Social Media Marketing Risks
Risk is a function of experience, perspective and perception. Ask a teenager about social media risk and they’ll mention hacked passwords. Ask their school resource officer and the answer will likely be around felony bullying or sex offender registration for possession of risque selfies.
Although extreme examples, that’s not unlike the difference in perspectives commonly found between front line marketers charged with growing traffic and management concerned about limiting exposure in a litigious business world.
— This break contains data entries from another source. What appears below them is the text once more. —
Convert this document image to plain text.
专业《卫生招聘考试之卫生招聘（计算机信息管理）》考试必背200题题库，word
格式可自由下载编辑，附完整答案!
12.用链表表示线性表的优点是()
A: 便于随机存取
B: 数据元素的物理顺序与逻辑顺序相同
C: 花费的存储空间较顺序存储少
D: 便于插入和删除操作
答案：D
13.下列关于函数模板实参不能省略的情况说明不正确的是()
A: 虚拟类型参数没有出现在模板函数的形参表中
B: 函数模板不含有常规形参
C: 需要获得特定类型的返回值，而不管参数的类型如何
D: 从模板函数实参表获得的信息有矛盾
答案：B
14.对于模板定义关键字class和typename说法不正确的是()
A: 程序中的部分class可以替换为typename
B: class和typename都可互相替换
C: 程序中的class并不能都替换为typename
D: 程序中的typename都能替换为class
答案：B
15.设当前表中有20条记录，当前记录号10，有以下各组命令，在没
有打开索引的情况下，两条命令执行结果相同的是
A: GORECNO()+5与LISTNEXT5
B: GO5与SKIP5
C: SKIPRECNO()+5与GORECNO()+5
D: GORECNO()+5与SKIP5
So what’s the answer? An honest look at the business and legal risks of using social media in B2B marketing. There are 7 key risks which include:
1) Failing to use social media effectively
As a marketer you understand the potential, but management may not. And failing to use social media appropriately and effectively in your marketing carries a potentially significant opportunity cost.
2) Competitive exposure
Companies which are cavalier about employee use of social media will likely provide competitors valuable insight into their strategies, activities, target accounts, etc. It’s not just individual snapshots, but the intelligence tapestry which can be woven with even cursory observation. The flip side is the opportunity to collect information on competitors. Have you demonstrated that to management?
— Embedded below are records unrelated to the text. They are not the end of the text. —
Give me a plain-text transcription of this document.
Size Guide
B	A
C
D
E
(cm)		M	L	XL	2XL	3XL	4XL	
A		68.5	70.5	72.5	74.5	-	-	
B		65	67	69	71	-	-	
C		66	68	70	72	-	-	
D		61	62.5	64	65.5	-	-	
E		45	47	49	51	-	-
3) Ignorance of common legal complaints originating in social media
Scary topics like tortiousinterference, product disparagement, defamation and right to publicity should be at least vaguely familiar. It’s not just copyrights about which you need to worry.
4) Having ‘someone’ set up the accounts
Many companies are surprised to learn that they don’t even own their accounts. Rather whomever set them up (intern, former employee, marketing agency employee, etc.) may own them... along with all the followers.
5) No policies, procedures or employee training
Your marketing team means well. They’re energetic and enthusiastic and they’ll work long and hard on your behalf. Make sure you provide guidance to channel all that energy in the right direction.
6) Assigning this critical function to a digital native
Maybe that digital native is exactly the right person….but too often it’s someone who you think knows the tools best, but likely knows little of the business. Think of social media like a 24/7 interview. Would you send them out for that unprepared?
7) Being uninsured
Even if you don’t do anything wrong, it’s still a crazy business world. You could well be sued - even with little basis. Ensure that you’re insured not only against claims, but perhaps more importantly for cost of defense. Maybe your business coverage includes what you need, but these are ‘green field’ areas of litigation. Check with your broker. You might decide to carry ‘cyber insurance.”
Make informed decisions. Acknowledge the risks of social media marketing (including the huge business risk of not leveraging it) and take steps to mitigate those risks. Marketing will be happy to have access to the tools and management will be happy to make decisions with eyes open rather than relying on ill-informed anecdotes.